1 Kis was een welgesteld en invloedrijk man uit de stam Benjamin. Hij was de zoon van Abiël, de kleinzoon van Zeror, de achterkleinzoon van Bechorath en de achter-achterkleinzoon van Afiah.
2 Kis had een jonge zoon die Saul heette. Saul was de knapste man in heel Israël en bovendien stak hij een hoofd boven alle andere Israëlieten uit.
3 Op een dag raakten de ezelinnen van Kis verdwaald en stuurde hij Saul eropuit om ze te zoeken. ‘Neem een van de knechten mee en zoek de ezelinnen,’ was de opdracht.
4 Zij trokken door het heuvelland van Efraïm, door het gebied van Salisa en dat van Sahalim en door het hele gebied van Benjamin, maar vonden de dieren nergens.
5 Toen ze ook het land van Suf hadden doorzocht, zei Saul ten slotte tegen de knecht: ‘We kunnen beter naar huis gaan, mijn vader zal zo langzamerhand meer bezorgd zijn over ons dan over de ezelinnen!’
6 Maar de knecht zei: ‘Ik krijg net een idee! In de stad woont een profeet, hij is een man van God en de mensen kijken erg tegen hem op, omdat alles wat hij zegt ook uitkomt. Laten we naar hem toegaan, misschien kan hij ons vertellen waar we de ezelinnen moeten zoeken.’
7 ‘Maar wij hebben niets bij ons waarmee we hem kunnen betalen,’ wierp Saul tegen. ‘Zelfs het brood is op, dus we kunnen hem helemaal niets geven.’
8 ‘Ik heb nog wel wat kleingeld,’ zei de knecht. ‘Wij kunnen hem dat aanbieden en dan zien we wel of hij ons de weg wil wijzen!’
9-11 ‘Goed, laten we het dan maar proberen,’ beaamde Saul. Zo gingen zij op weg naar de stad waar de profeet moest wonen. Toen zij de heuvel beklommen waarop de stad was gebouwd, zagen zij enkele jonge meisjes uit de poort naar buiten komen om water te halen en zij vroegen hun of de ziener in de stad was (profeten werden in die tijd zieners genoemd).

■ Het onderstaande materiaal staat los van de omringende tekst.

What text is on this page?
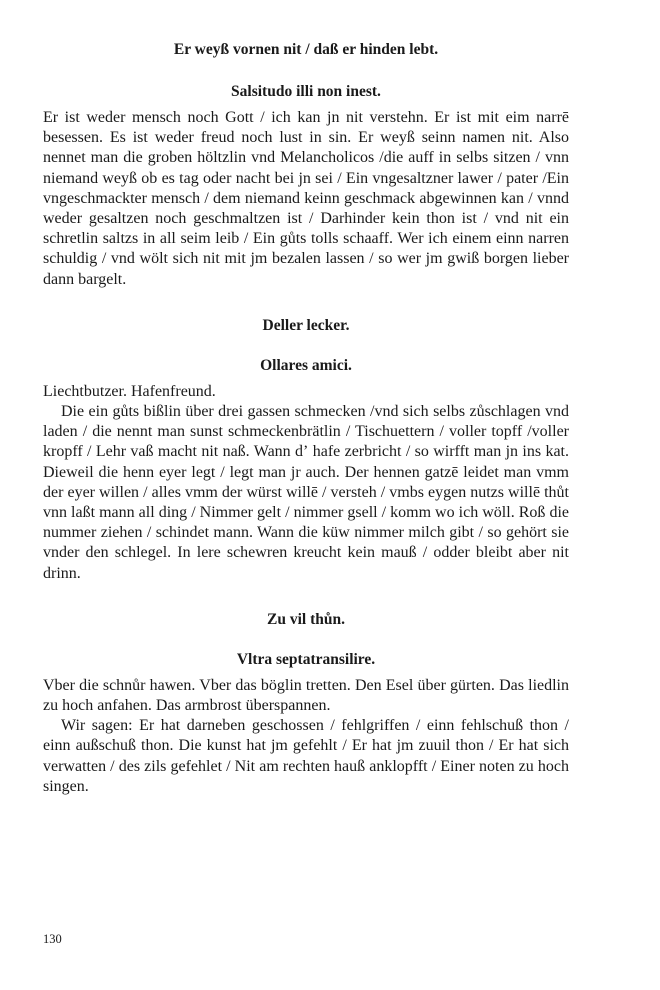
Er weyß vornen nit / daß er hinden lebt.
Salsitudo illi non inest.

Er ist weder mensch noch Gott / ich kan jn nit verstehn. Er ist mit eim narrē besessen. Es ist weder freud noch lust in sin. Er weyß seinn namen nit. Also nennet man die groben höltzlin vnd Melancholicos /die auff in selbs sitzen / vnn niemand weyß ob es tag oder nacht bei jn sei / Ein vngesaltzner lawer / pater /Ein vngeschmackter mensch / dem niemand keinn geschmack abgewinnen kan / vnnd weder gesaltzen noch geschmaltzen ist / Darhinder kein thon ist / vnd nit ein schretlin saltzs in all seim leib / Ein gůts tolls schaaff. Wer ich einem einn narren schuldig / vnd wölt sich nit mit jm bezalen lassen / so wer jm gwiß borgen lieber dann bargelt.

Deller lecker.
Ollares amici.

Liechtbutzer. Hafenfreund.

Die ein gůts bißlin über drei gassen schmecken /vnd sich selbs zůschlagen vnd laden / die nennt man sunst schmeckenbrätlin / Tischuettern / voller topff /voller kropff / Lehr vaß macht nit naß. Wann dʼ hafe zerbricht / so wirfft man jn ins kat. Dieweil die henn eyer legt / legt man jr auch. Der hennen gatzē leidet man vmm der eyer willen / alles vmm der würst willē / versteh / vmbs eygen nutzs willē thůt vnn laßt mann all ding / Nimmer gelt / nimmer gsell / komm wo ich wöll. Roß die nummer ziehen / schindet mann. Wann die küw nimmer milch gibt / so gehört sie vnder den schlegel. In lere schewren kreucht kein mauß / odder bleibt aber nit drinn.

Zu vil thůn.
Vltra septatransilire.

Vber die schnůr hawen. Vber das böglin tretten. Den Esel über gürten. Das liedlin zu hoch anfahen. Das armbrost überspannen.

Wir sagen: Er hat darneben geschossen / fehlgriffen / einn fehlschuß thon / einn außschuß thon. Die kunst hat jm gefehlt / Er hat jm zuuil thon / Er hat sich verwatten / des zils gefehlet / Nit am rechten hauß anklopfft / Einer noten zu hoch singen.

130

12-13 ‘Ja hoor,’ antwoordden de meisjes. ‘Als u deze weg blijft volgen, kunt u hem niet missen. Hij is juist teruggekeerd van een reis, omdat het volk een openbaar offerfeest zal houden boven op de heuvel. Maak maar voort, want hij zal wel op het punt staan daarheen te gaan. De gasten kunnen niet eten, voordat hij komt en de offermaaltijd zegent.’

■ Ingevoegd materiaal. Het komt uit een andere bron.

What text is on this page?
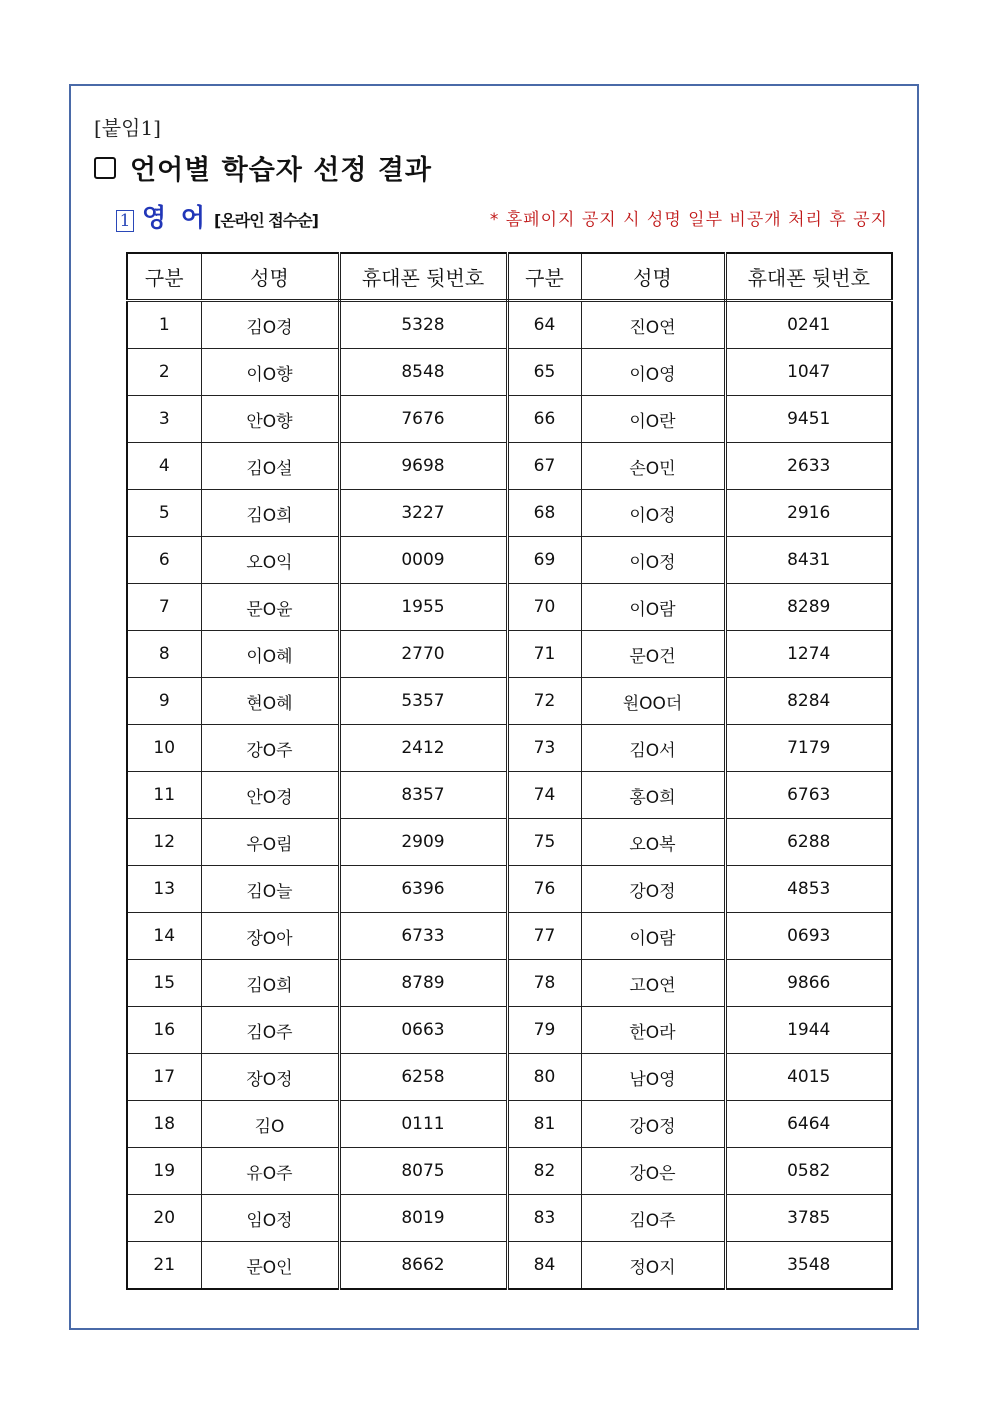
[붙임1]
언어별 학습자 선정 결과
1 영 어 [온라인 접수순]	* 홈페이지 공지 시 성명 일부 비공개 처리 후 공지
구분	성명	휴대폰 뒷번호	구분	성명	휴대폰 뒷번호
1	김O경	5328	64	진O연	0241
2	이O향	8548	65	이O영	1047
3	안O향	7676	66	이O란	9451
4	김O설	9698	67	손O민	2633
5	김O희	3227	68	이O정	2916
6	오O익	0009	69	이O정	8431
7	문O윤	1955	70	이O람	8289
8	이O혜	2770	71	문O건	1274
9	현O혜	5357	72	원OO더	8284
10	강O주	2412	73	김O서	7179
11	안O경	8357	74	홍O희	6763
12	우O림	2909	75	오O복	6288
13	김O늘	6396	76	강O정	4853
14	장O아	6733	77	이O람	0693
15	김O희	8789	78	고O연	9866
16	김O주	0663	79	한O라	1944
17	장O정	6258	80	남O영	4015
18	김O	0111	81	강O정	6464
19	유O주	8075	82	강O은	0582
20	임O정	8019	83	김O주	3785
21	문O인	8662	84	정O지	3548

14 Zij gingen de stad binnen en toen zij door de poort liepen, zagen zij Samuël aankomen, op weg naar de heuvel.
15 De Here had de dag daarvoor tegen Samuël gezegd:
16 ‘Morgen om deze tijd zal Ik een man naar u toesturen uit het land van Benjamin. U moet hem zalven tot leider van mijn volk. Hij zal hen bevrijden van de Filistijnen, want Ik heb hun geroep gehoord en Mij hun lot aangetrokken.’
17 Toen Samuël Saul in het oog kreeg, zei de Here: ‘Dat is de man over wie Ik u heb verteld! Hij zal mijn volk regeren.’
18 Saul kwam naderbij en vroeg Samuël: ‘Kunt u mij vertellen waar het huis van de ziener is?’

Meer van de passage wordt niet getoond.